Il y a plusieurs phénomènes qui cumulés montrent que l'on va vers une spirale de dépression économique. Le premier phénomène est la hausse sans précédent des déficits publics partout dans le monde. Beaucoup de gens parlent de remboursement des déficits en monnaie de singe, avec l'inflation. Sur le très long terme c'est exact, mais cela suppose que les liquidités soient réinvesties !
Le premier phénomène qui s'oppose à cette idée reçue d'inflation engendrée par les déficits est lié à l'impact psychologique des déficits : les ménages vont épargner plus, par peur d'une hausse des impôts. Le second phénomène est la spéculation obligataire (spéculation à la baisse sur les taux longs), dont j'ai déjà parlé dans d'autres posts.
Les ménages vont épargnerCelui qui a aujourd'hui de l'argent peut faire les choix suivants :
1-J'investis mon épargne en actions (on peut d'ailleurs se demander en quoi acheter des actions contribue réellement à financer les entreprises à l'heure actuelle!), j'investis dans l'immobilier, j'acquiers des terrains cultivables, des actifs en tout genre. Bref, je mise sur une future croissance qui génèrera une hausse des prix, hausse des salaires, hausse des actifs face au cash...

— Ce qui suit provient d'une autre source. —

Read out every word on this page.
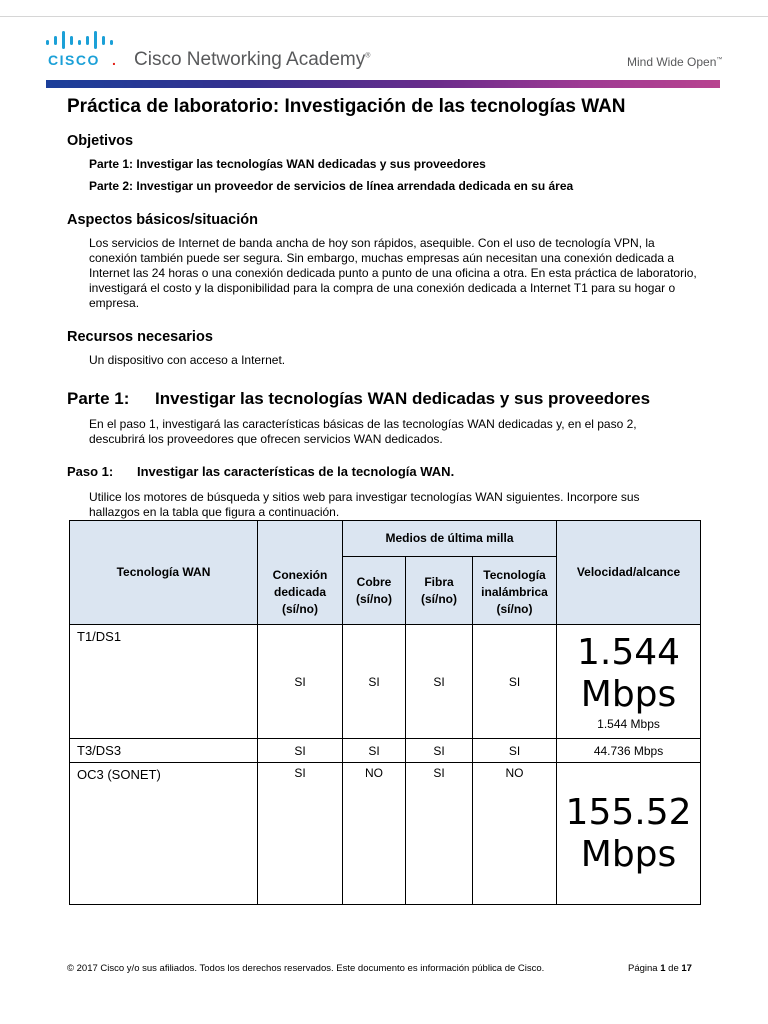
CISCO . Cisco Networking Academy®	Mind Wide Open™
Práctica de laboratorio: Investigación de las tecnologías WAN
Objetivos
Parte 1: Investigar las tecnologías WAN dedicadas y sus proveedores
Parte 2: Investigar un proveedor de servicios de línea arrendada dedicada en su área
Aspectos básicos/situación
Los servicios de Internet de banda ancha de hoy son rápidos, asequible. Con el uso de tecnología VPN, la conexión también puede ser segura. Sin embargo, muchas empresas aún necesitan una conexión dedicada a Internet las 24 horas o una conexión dedicada punto a punto de una oficina a otra. En esta práctica de laboratorio, investigará el costo y la disponibilidad para la compra de una conexión dedicada a Internet T1 para su hogar o empresa.
Recursos necesarios
Un dispositivo con acceso a Internet.
Parte 1: Investigar las tecnologías WAN dedicadas y sus proveedores
En el paso 1, investigará las características básicas de las tecnologías WAN dedicadas y, en el paso 2, descubrirá los proveedores que ofrecen servicios WAN dedicados.
Paso 1: Investigar las características de la tecnología WAN.
Utilice los motores de búsqueda y sitios web para investigar tecnologías WAN siguientes. Incorpore sus hallazgos en la tabla que figura a continuación.
Tecnología WAN	Conexión dedicada (sí/no)	Medios de última milla			Velocidad/alcance
		Cobre (sí/no)	Fibra (sí/no)	Tecnología inalámbrica (sí/no)	
T1/DS1	SI	SI	SI	SI	1.544 Mbps
1.544 Mbps

T3/DS3	SI	SI	SI	SI	44.736 Mbps
OC3 (SONET)	SI	NO	SI	NO	155.52 Mbps
© 2017 Cisco y/o sus afiliados. Todos los derechos reservados. Este documento es información pública de Cisco.	Página 1 de 17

2-Je sens que la situation économique n'est pas bonne, et je préfère m'orienter vers des placements d'épargne pure, comme du monétaire (qui ne rapportent plus rien!), ou bien des obligations d'état ou d'entreprises qui offrent des rendements plus intéressants. Je peux aussi accumuler de l'or.
3-Je le dépense... :=)
L'actuelle communication des entreprises et des États concernant des emprunts obligataires n'est pas un hasard, elle témoigne d'un phénomène nouveau d'aversion au risque
, de besoin sans précédent d'épargne pour financer des déficits de plus en plus abyssaux, censés relancer l'économie (ou pas). La hausse des déficits des caisses de retraites et l'allongement de la durée de cotisation laisse penser que de plus en plus de gens vont constituer une épargne de précaution, par peur de l'avenir, par peur de ne plus toucher de retraite (via par exemple des retraites complémentaires, soit un nouveau support d'épargne vraisemblablement investi en bonds du trésor!). Le taux d'épargne étant déjà relativement élevé en Europe, c'est du côté des États-Unis où les changements de comportements risquent d'être les plus visibles.
Les entreprises n'investissent plusD'après l'INSEE :
"Pour 2009, les industriels prévoient désormais une chute record de leurs investissements, de 21 % dans l’industrie manufacturière et 18 % dans l’ensemble de l’industrie. Ils accentuent ainsi la contraction des investissements anticipée en janvier 2009, de 9 points pour l’industrie manufacturière et de 6 points pour l’ensemble de l’industrie. Le recul serait d’ampleur inédite dans les secteurs des biens intermédiaires ( 30 %) et de l’automobile ( 24 %).
En rythme semestriel, les industriels sont également inhabituellement nombreux à faire part d’une baisse de leurs investissements au premier semestre 2009. Ils apparaissent, par ailleurs, très pessimistes en ce qui concerne les projets d’investissements du second semestre." (*)
En résumé, nous risquons de voir dans les années à venir une chute des investissements et un retour à l'épargne, sur des supports dits sûrs tels que les obligations d'état. Les liquidités vont ainsi êtres absorbées par les obligations pendant que l'appareil productif et les actifs seront délaissé. Ce phénomène d'attraction des bonds du trésor (baisse des taux longs) est caractéristique d'une dépression économique. Nous en apercevons dores et déjà les premiers symptômes.